Vegetables play an important role in human nutrition. Most are low in fat and calories but are bulky and filling. They supply dietary fiber and are important sources of essential vitamins, minerals, and trace elements. Particularly important are the antioxidant vitamins A, C, and E. When vegetables are included in the diet, there is found to be a reduction in the incidence of cancer, stroke, cardiovascular disease, and other chronic ailments. Research has shown that, compared with individuals who eat less than three servings of fruits and vegetables each day, those that eat more than five servings have an approximately twenty percent lower risk of developing coronary heart disease or stroke.The nutritional content of vegetables varies considerably; some contain useful amounts of protein though generally they contain little fat, and varying proportions of vitamins such as vitamin A, vitamin K, and vitamin B6; provitamins; dietary minerals; and carbohydrates.
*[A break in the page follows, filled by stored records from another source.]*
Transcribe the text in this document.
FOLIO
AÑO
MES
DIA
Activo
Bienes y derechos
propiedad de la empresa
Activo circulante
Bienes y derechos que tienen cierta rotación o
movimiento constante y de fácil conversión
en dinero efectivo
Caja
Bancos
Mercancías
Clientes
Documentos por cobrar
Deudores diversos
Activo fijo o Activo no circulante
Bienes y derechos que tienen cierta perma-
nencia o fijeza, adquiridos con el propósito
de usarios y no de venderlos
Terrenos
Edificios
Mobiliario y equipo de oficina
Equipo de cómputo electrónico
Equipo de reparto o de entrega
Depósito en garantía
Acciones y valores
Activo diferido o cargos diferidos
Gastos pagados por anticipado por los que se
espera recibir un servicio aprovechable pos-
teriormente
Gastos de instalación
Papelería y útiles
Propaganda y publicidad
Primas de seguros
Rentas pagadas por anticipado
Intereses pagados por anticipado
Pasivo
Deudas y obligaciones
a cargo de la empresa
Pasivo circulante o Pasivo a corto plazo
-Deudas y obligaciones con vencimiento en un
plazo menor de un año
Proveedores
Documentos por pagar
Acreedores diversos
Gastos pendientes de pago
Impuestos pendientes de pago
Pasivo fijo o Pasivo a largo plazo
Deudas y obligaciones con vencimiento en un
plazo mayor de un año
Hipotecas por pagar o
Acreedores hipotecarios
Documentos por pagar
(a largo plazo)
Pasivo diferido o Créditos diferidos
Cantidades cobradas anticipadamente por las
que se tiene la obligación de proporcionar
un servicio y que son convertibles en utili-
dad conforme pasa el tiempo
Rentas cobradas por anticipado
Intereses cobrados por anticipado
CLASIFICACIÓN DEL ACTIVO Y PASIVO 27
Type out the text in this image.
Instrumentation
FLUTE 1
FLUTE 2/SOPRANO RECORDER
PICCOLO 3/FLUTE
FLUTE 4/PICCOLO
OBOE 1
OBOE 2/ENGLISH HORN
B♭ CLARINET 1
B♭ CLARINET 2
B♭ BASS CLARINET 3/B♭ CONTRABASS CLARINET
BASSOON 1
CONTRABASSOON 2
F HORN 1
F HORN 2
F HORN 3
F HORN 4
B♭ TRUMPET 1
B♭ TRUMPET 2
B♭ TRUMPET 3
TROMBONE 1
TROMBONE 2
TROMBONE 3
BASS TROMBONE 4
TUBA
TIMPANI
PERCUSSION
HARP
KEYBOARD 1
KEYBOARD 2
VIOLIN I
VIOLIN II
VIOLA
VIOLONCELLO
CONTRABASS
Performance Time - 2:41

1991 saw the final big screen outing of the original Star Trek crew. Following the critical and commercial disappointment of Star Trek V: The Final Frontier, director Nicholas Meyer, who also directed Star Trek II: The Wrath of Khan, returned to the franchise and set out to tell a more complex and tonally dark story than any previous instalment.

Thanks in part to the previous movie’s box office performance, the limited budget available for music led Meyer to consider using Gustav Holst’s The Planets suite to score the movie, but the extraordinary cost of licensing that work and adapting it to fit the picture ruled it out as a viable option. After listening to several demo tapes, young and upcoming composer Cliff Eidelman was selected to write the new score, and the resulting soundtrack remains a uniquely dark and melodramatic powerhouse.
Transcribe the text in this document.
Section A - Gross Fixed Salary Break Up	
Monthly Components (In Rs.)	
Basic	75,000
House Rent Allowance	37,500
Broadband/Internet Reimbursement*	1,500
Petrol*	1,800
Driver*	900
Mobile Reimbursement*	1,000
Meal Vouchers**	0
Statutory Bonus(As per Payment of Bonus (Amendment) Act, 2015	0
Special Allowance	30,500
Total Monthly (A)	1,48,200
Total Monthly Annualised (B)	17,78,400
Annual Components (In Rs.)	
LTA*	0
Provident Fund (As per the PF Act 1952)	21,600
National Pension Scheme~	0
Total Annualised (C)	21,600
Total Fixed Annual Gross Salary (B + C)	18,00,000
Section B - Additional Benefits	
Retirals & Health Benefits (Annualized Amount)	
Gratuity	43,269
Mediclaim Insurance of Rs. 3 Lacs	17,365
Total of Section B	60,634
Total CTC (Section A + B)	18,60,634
The USDA Dietary Guidelines for Americans recommends consuming five to nine servings of fruit and vegetables daily. The total amount consumed will vary according to age and gender, and is determined based upon the standard portion sizes typically consumed, as well as general nutritional content. Potatoes are not included in the count as they are mainly providers of starch. For most vegetables and vegetable juices, one serving is half of a cup and can be eaten raw or cooked. For leafy greens, such as lettuce and spinach, a single serving is typically a full cup. A variety of products should be chosen as no single fruit or vegetable provides all the nutrients needed for health.
Proper post-harvest storage aimed at extending and ensuring shelf life is best effected by efficient cold chain application. Cold storage is particularly useful for vegetables such as cauliflower, eggplant, lettuce, radish, spinach, potatoes, and tomatoes, the optimum temperature depending on the type of produce. There are temperature-controlling technologies that do not require the use of electricity such as evaporative cooling. Storage of fruit and vegetables in controlled atmospheres with high levels of carbon dioxide or high oxygen levels can inhibit microbial growth and extend storage life.
The International Organization for Standardization (ISO) sets international standards to ensure that products and services are safe, reliable, and of good quality. There are a number of ISO standards regarding fruits and vegetables. ISO 1991-1:1982 lists the botanical names of sixty-one species of plants used as vegetables along with the common names of the vegetables in English, French, and Russian. ISO 67.080.20 covers the storage and transport of vegetables and their derived products.